"The economics of governing is no easy task. The current state of our economy is testing our government and overall democracy like we've never seen," said Alice Rivlin, founding director of the Congressional Budget Office and former director of the Office of Management and Budgeting.  
 
The guest speaker at the fifth annual Economics of Governance lecture, co-sponsored by UCI's Center of the Study of Democracy, the Department of Economics and City National Bank, she offered some clear-cut solutions to some of the complex problems facing our economy, beginning with tossing political ideologies to the side.  
 
"It doesn't matter if everyone doesn't agree; we need solutions in order to make our economy more productive. We're not a good example of a democracy if we don't."  
 
She explained that government must work simultaneously on three sets of decisions if the country is to successfully move forward including putting out fires that existed before the economic collapse, continuing to address recovery efforts, and worrying about what the long run picture of the U.S. economy will need to look like if it is to function successfully.  
 
On the first issue, she pointed to problems in the nation's social security and healthcare systems that have seemingly been placed on the backburner due to the economic crisis. According to Rivlin, however, they are interrelated.  
 
"The social security issue is a quick fix, and addressing it would be a good show of faith that we're getting back on track," she said. Her recommended solutions include increasing taxes and cutting benefits, raising the retirement age and raising the income cap - currently set at $106,800 - on which social security payroll taxes are based.  
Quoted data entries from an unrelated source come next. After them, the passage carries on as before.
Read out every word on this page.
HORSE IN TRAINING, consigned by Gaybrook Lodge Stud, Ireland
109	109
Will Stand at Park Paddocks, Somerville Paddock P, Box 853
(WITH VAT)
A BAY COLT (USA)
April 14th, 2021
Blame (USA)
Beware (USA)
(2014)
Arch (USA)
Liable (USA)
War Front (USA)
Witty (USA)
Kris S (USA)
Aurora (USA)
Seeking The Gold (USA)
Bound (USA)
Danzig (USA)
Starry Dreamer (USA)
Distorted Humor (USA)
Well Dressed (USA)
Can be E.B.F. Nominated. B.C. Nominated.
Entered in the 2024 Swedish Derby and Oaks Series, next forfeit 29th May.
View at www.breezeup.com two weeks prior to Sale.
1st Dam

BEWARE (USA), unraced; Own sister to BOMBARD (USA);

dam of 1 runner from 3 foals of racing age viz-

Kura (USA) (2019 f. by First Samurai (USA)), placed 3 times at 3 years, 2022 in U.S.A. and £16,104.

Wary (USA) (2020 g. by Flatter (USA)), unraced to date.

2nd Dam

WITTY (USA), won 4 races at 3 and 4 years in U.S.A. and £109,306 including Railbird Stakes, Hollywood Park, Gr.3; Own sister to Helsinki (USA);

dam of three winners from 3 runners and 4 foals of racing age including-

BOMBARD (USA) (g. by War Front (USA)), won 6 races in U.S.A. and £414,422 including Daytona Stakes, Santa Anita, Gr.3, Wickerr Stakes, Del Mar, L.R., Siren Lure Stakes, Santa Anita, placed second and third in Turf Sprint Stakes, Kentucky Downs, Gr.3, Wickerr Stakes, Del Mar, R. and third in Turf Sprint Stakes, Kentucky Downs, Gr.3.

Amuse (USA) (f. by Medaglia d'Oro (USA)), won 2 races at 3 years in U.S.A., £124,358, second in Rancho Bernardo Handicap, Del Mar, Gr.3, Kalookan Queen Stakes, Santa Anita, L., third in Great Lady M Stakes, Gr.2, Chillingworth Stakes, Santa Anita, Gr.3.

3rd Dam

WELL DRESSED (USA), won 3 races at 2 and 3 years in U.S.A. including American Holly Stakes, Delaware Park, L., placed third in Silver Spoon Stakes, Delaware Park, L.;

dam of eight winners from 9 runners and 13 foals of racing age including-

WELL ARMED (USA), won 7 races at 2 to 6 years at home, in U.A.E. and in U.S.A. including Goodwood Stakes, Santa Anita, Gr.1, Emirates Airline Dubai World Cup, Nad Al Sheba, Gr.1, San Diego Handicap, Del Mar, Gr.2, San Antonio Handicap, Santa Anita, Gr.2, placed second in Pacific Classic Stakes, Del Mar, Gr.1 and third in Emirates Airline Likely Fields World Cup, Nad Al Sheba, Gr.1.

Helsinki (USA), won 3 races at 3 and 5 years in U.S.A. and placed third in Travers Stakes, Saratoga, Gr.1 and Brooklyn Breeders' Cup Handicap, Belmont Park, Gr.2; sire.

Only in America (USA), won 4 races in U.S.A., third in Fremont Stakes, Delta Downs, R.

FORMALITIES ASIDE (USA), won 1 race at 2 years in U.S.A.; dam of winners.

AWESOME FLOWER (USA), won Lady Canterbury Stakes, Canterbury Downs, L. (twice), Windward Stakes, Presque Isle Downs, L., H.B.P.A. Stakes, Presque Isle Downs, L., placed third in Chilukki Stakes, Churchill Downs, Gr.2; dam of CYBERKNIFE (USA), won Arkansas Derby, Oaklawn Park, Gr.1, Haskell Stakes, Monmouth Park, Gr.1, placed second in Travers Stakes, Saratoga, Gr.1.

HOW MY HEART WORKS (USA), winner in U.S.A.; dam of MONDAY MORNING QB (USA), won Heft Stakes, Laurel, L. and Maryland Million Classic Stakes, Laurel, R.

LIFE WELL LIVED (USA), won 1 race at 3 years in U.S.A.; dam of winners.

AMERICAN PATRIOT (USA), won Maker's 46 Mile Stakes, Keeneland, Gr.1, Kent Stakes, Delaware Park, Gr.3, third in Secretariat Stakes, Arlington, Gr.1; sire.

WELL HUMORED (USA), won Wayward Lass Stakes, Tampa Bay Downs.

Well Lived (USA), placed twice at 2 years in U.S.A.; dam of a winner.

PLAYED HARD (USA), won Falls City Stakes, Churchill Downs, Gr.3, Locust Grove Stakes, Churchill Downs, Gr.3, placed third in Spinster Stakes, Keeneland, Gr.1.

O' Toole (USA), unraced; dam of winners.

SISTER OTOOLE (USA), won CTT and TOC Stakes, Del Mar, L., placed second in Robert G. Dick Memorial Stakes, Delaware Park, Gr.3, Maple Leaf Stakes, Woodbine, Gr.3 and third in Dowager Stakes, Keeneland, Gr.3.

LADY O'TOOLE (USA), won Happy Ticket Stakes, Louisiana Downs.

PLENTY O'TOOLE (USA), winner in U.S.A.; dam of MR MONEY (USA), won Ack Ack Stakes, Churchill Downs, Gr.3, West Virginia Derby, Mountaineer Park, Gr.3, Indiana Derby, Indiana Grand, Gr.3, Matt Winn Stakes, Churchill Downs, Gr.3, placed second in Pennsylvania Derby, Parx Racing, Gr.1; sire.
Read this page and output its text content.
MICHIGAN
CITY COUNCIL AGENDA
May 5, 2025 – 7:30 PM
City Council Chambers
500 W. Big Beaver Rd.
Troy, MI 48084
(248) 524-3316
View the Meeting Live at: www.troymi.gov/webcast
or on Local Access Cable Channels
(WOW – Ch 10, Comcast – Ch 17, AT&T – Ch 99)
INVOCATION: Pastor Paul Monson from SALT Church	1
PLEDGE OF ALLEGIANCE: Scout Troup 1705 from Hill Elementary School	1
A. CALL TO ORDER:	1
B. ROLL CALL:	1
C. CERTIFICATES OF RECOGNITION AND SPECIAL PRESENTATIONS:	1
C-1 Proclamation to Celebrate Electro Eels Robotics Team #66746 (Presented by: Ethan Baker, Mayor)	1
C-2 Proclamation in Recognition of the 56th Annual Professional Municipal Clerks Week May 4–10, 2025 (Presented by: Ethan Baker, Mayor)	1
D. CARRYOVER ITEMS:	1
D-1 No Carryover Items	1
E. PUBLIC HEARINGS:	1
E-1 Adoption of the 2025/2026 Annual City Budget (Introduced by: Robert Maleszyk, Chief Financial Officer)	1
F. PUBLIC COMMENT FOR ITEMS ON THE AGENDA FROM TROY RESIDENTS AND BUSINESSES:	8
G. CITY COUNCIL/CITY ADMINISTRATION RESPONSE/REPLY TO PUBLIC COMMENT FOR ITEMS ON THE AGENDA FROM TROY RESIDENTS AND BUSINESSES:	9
She also offered as a general overall solution for generating more government revenue creation of a value-added tax and increases to income taxes for top level wage earners.  
 
As for fixing healthcare, an issue she deemed "much harder to solve", she recommended investing more heavily in health information technology. "We won't ever reduce health spending," she said, "but perhaps we can reduce the rate at which spending grows by investing in health information technology, which would be a major victory."  
 
On current recovery efforts, she said the government is on the right track, but improvements can still be made.  
 
"The aggressive action of the Fed and other leading authorities was phenomenal," she said, adding that it's hard to gauge the position the economy would be in if they had not acted so swiftly. "The financial sector was out of control. They were creative, a trait our culture applauds, but their creativity was certainly the wrong kind." She chided the seemingly "ad hoc" efforts taken by the Fed to save selected firms, but noted that the actions led to a more organized plan which appears to be working.  
 
As for long term solutions, she recommended a need for more focus on infrastructure and skill improvements in order to become a less wasteful, healthier, sustainable system. Fiscal responsibility at all levels, she added, will be a must.  
 
"Consumers and government alike need to save more and spend less," she said, noting the national deficit as a percentage of gross domestic product is projected to hit a new high point in 2010 at 13 percent. The last high was in 1983 at 6.3 percent. She explained that while stimulus spending and financial rescue money will account for most of that number and that she expects it will come down fast as banking stabilizes, "we're still borrowing too much."  
 
Ending on a positive note, she reminded the students, faculty, alumni and community members in attendance of the confidence the rest of the world has in the U.S. economy.  
 
"When we got into this trouble, there was a rush around the world to buy U.S. Treasury bonds. The resilience and flexibility of the American economy is phenomenal and there is confidence - and rightly placed - around the world that we'll pull through and fix the issues that got us into this mess."  
 
Rivlin is currently on the board of directors of the New York Stock Exchange and a senior research scholar at the Brookings Institution.